In the sense that Modern is what you make of it, so must be the Ancient.“
While the 6th century has major changing events, can we really consider a definition of the entire Ancient World without thinking beyond a European perspective? There are cultures in Asia that have come and gone since 565AD that seem very ancient indeed. Take the Khmer who over a 37 year period finished the spectacular Angkor Wat city which is one of the greatest places ever ever constructed (and visible from the space station apparently). Take the Easter Island giant Moai which were made in 400AD or maybe as late as 1700AD. Or consider the ruins of the Inca’s Machu Picchu, delicately positioned on the edge of tall mountains, which was build in 1430AD. All of these sites seem to be the essence of the ancient world that we are keen to visit and learn more about.
So then what is it that sparks our interest about places that seem Ancient? It is certainly digging into mystery and the excitement of discovery.

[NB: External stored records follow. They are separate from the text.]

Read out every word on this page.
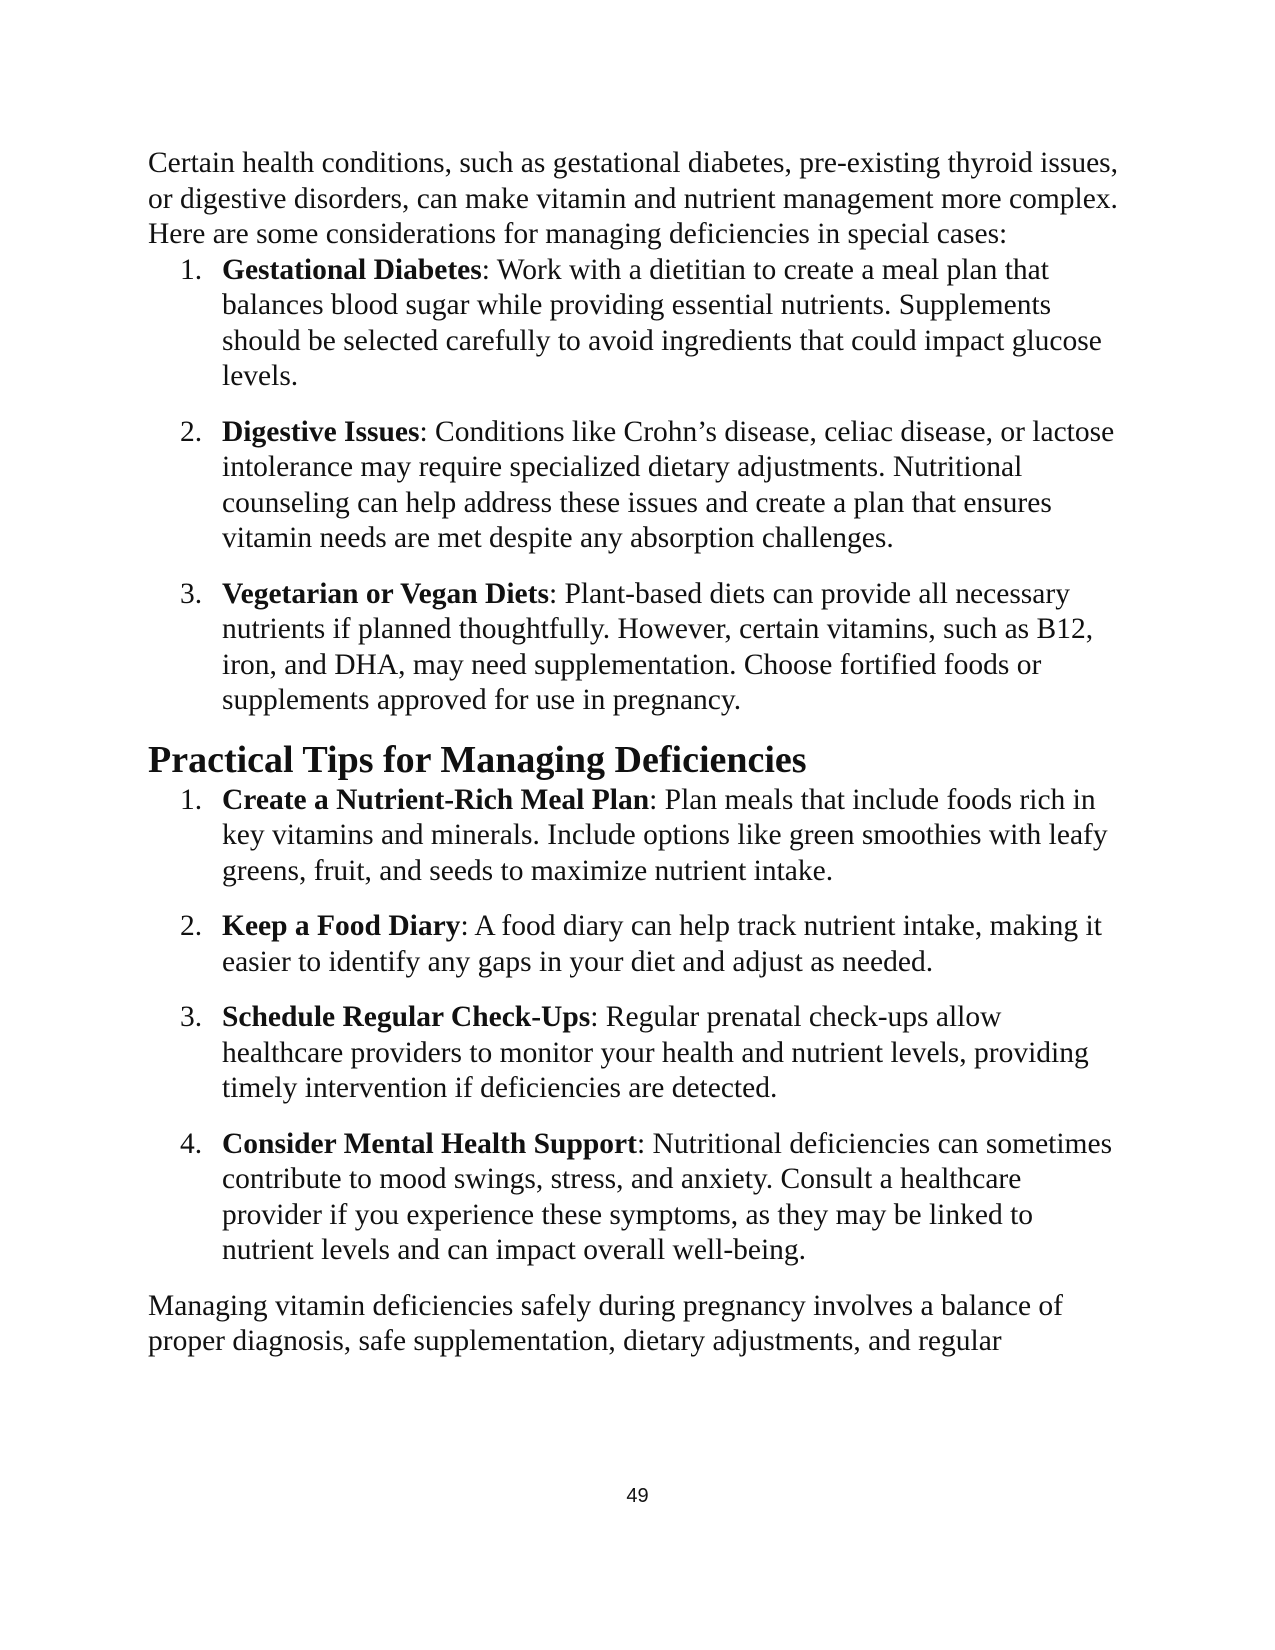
Certain health conditions, such as gestational diabetes, pre-existing thyroid issues, or digestive disorders, can make vitamin and nutrient management more complex. Here are some considerations for managing deficiencies in special cases:

1. Gestational Diabetes: Work with a dietitian to create a meal plan that balances blood sugar while providing essential nutrients. Supplements should be selected carefully to avoid ingredients that could impact glucose levels.
2. Digestive Issues: Conditions like Crohn’s disease, celiac disease, or lactose intolerance may require specialized dietary adjustments. Nutritional counseling can help address these issues and create a plan that ensures vitamin needs are met despite any absorption challenges.
3. Vegetarian or Vegan Diets: Plant-based diets can provide all necessary nutrients if planned thoughtfully. However, certain vitamins, such as B12, iron, and DHA, may need supplementation. Choose fortified foods or supplements approved for use in pregnancy.
Practical Tips for Managing Deficiencies
1. Create a Nutrient-Rich Meal Plan: Plan meals that include foods rich in key vitamins and minerals. Include options like green smoothies with leafy greens, fruit, and seeds to maximize nutrient intake.
2. Keep a Food Diary: A food diary can help track nutrient intake, making it easier to identify any gaps in your diet and adjust as needed.
3. Schedule Regular Check-Ups: Regular prenatal check-ups allow healthcare providers to monitor your health and nutrient levels, providing timely intervention if deficiencies are detected.
4. Consider Mental Health Support: Nutritional deficiencies can sometimes contribute to mood swings, stress, and anxiety. Consult a healthcare provider if you experience these symptoms, as they may be linked to nutrient levels and can impact overall well-being.

Managing vitamin deficiencies safely during pregnancy involves a balance of proper diagnosis, safe supplementation, dietary adjustments, and regular

49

Our imaginations buzz when we guess about the people that used Stonehenge in 2,500 BC. What was life like in Jericho, the longest constantly inhabited city, 9,000 years ago? Did the walls really come down? Why did the hunter-gatherer Natufians stop wandering and build the first towns 12,500 years ago? And stare in awe at paintings from the cave of Chauvet made by the first artists 35,000 years ago.
The scale of construction in the ancient world amazes us. We stand below the great pyramid in Egypt and try to figure out how such a thing could be made so long ago. How could the first emperor of China have produced more than 8,000 life size terracotta warriors–fully armed at the time. And what about the city of Alexandria having a population of more than 1 million people back in 100BC!
And of course it is also the ruins. From scatter pieces of stones to the skeletons of entire urban areas such as Ephesus or the uniquely flash frozen Pompei, we love to touch and seek the connection to these lost cultures. We enjoy imagining what these broken structures looked like when they were new and what impact did they have on the people that first gazed upon them.
The Ancient World seems very different from our present day.
In the end, I think it is best not to worry too much about defining what should be “Ancient” or not.We should rather share our impressions about the sites, artefacts and legends that seem so very different and far away from our present day lives. Most importantly we should get out or get online and explore. There is a break at some point, perhaps 565AD is good enough for Europe, but China had dynasties from 211BC to 1912AD. In the sense that Modern is what you make of it, so must be the Ancient.